Guarnido’s strokes reflect in every detail and more than a wink different atmospheres of the time, which, for Díaz Canales, invite to an “immersive experience”: from a testosterone newspaper office to the dark catacombs of the metro, passing through the vertigo over a macro-bridge under construction or a party like ‘Playboy’ editor Hugh Heffner’s. “As a child I was fascinated by drawings with profusion of details, such as those of Asterix, Richard Scarry or Jan’s ‘Cole cole’ – Guarnido explains -. Here we represent the time as it is, with coherence, without anachronisms. And it is very funny do it with anthropomorphic animals, some very realistic, others more ‘cartoon’ … The intention was to humanize them enough so that the animal contribution and the different role of each species had a narrative function.
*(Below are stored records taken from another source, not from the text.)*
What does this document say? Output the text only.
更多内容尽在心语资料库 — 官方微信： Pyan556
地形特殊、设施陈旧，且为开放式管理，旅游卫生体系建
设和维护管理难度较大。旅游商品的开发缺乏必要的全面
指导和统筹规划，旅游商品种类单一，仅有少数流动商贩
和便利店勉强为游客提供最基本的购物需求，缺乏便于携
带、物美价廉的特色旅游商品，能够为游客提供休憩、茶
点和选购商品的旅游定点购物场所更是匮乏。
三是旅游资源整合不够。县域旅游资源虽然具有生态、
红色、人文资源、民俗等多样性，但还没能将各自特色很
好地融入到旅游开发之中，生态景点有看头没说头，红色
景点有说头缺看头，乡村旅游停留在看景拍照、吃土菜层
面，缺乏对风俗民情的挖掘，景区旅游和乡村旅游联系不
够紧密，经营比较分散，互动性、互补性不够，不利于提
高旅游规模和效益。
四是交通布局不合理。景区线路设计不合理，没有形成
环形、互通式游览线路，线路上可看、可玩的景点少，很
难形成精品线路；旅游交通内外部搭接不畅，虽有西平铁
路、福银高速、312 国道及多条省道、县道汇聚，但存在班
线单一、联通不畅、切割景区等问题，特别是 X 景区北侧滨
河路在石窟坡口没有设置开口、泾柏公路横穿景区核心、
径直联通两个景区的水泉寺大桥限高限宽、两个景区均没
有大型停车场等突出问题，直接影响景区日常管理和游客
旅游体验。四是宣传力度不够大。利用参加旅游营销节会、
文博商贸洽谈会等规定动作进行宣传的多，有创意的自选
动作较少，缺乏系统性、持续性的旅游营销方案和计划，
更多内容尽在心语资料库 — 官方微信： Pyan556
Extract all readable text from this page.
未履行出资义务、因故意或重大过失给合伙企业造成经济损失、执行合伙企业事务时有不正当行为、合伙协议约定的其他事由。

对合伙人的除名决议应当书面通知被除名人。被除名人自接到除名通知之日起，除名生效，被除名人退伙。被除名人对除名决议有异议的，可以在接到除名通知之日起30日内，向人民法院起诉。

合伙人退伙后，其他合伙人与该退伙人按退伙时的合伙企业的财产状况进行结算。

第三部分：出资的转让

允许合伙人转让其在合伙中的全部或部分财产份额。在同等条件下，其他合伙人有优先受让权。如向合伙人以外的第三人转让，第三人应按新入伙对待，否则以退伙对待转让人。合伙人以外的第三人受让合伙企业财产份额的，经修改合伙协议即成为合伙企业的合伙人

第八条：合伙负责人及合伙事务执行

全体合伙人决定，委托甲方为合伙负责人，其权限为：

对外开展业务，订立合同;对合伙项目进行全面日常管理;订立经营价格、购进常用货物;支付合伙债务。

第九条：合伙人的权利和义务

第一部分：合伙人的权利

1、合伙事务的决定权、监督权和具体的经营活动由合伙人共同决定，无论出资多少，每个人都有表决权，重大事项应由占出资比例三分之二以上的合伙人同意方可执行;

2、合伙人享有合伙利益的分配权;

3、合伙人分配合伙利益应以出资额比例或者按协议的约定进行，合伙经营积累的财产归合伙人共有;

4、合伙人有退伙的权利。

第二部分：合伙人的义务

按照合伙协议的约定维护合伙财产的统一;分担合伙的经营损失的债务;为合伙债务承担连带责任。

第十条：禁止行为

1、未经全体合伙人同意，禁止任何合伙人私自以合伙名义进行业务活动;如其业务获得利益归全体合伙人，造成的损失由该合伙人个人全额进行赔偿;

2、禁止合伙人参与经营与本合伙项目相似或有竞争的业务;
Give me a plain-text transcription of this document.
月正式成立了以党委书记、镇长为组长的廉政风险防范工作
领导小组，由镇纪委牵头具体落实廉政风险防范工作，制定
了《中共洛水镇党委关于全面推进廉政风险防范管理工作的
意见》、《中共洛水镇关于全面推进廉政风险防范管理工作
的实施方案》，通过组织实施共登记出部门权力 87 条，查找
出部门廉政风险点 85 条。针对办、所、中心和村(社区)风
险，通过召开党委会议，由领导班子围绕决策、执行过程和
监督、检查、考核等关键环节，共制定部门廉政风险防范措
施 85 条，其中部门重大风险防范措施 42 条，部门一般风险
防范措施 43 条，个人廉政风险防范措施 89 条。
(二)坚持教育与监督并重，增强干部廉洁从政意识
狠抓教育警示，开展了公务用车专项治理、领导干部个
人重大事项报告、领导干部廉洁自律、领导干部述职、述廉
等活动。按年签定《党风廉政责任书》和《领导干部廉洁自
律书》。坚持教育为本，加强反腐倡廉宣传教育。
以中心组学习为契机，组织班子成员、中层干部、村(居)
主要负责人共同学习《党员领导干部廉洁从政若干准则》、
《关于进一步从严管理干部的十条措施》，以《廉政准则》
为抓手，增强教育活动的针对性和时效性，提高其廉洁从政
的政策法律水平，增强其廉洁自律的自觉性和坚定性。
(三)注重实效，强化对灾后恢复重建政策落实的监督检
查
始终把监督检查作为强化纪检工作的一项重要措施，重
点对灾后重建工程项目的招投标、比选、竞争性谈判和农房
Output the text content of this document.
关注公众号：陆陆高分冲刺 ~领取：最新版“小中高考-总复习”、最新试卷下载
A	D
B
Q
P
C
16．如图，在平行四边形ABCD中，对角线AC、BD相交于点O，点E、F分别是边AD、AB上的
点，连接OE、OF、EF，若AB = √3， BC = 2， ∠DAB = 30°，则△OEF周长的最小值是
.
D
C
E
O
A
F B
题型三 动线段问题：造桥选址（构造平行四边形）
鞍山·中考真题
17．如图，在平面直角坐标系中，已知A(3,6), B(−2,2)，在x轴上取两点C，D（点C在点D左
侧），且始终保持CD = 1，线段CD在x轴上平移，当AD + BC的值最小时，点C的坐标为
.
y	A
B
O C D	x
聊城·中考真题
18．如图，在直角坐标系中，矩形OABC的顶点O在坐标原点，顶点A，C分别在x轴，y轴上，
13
But it worked more than we thought and the good thing is that the reader instantly forgets that they are animals. ”
Culture is always in conflict but in the long run it always wins, because it lasts and passes the sieve of time
Juan Diaz Canales
Another image, fresco of the time, is a theatrical representation of the massive and free outdoor festival Shakespeare in the Park, which is still celebrated today, although in the comic, as it happened in reality, it seems to be in danger. “Robert Moses, on whom the gardens of the city depended, tried to ban it because he said that it destroyed the lawn and wanted it to be done by charging to finance its maintenance – says the screenwriter -. Culture is always in conflict but in the long run it always wins, because it lasts and passes the sieve of time “.
Eight years have passed since the previous installment of ‘Blacksad’. During this time, Díaz Canales has lavished on the resurrection of the Short Maltese by Hugo Pratt with Rubén Pellejero, of which they are already preparing the next story, in addition to publishing his first solo work (‘How the water travels’). Guarnido, for his part, turned to ‘El Buscón de las Indias’, together with Alain Ayroles, and now he will do so in the second part of’ Todo falls’, scheduled for early 2023 and for which they already have a script and ‘ storyboard ‘.
It has functioned as a gateway to convince people to take an interest in comics
What its creators value the most of ‘Blacksad’ is that “it is a machine to attract new readers to the comic”. “It has worked as a gateway to convince people to be interested in comics, they tell you that they did not think that comics were made like this, as happened with Paco Roca’s ‘Wrinkles’,” says Guarnido, who reveals the complicity of many booksellers: “They tell you that their strategy is to tell the reader: ‘Here, read it, and if you don’t like it, I’ll give you your money back.’ And no one has returned it, he assures smiling.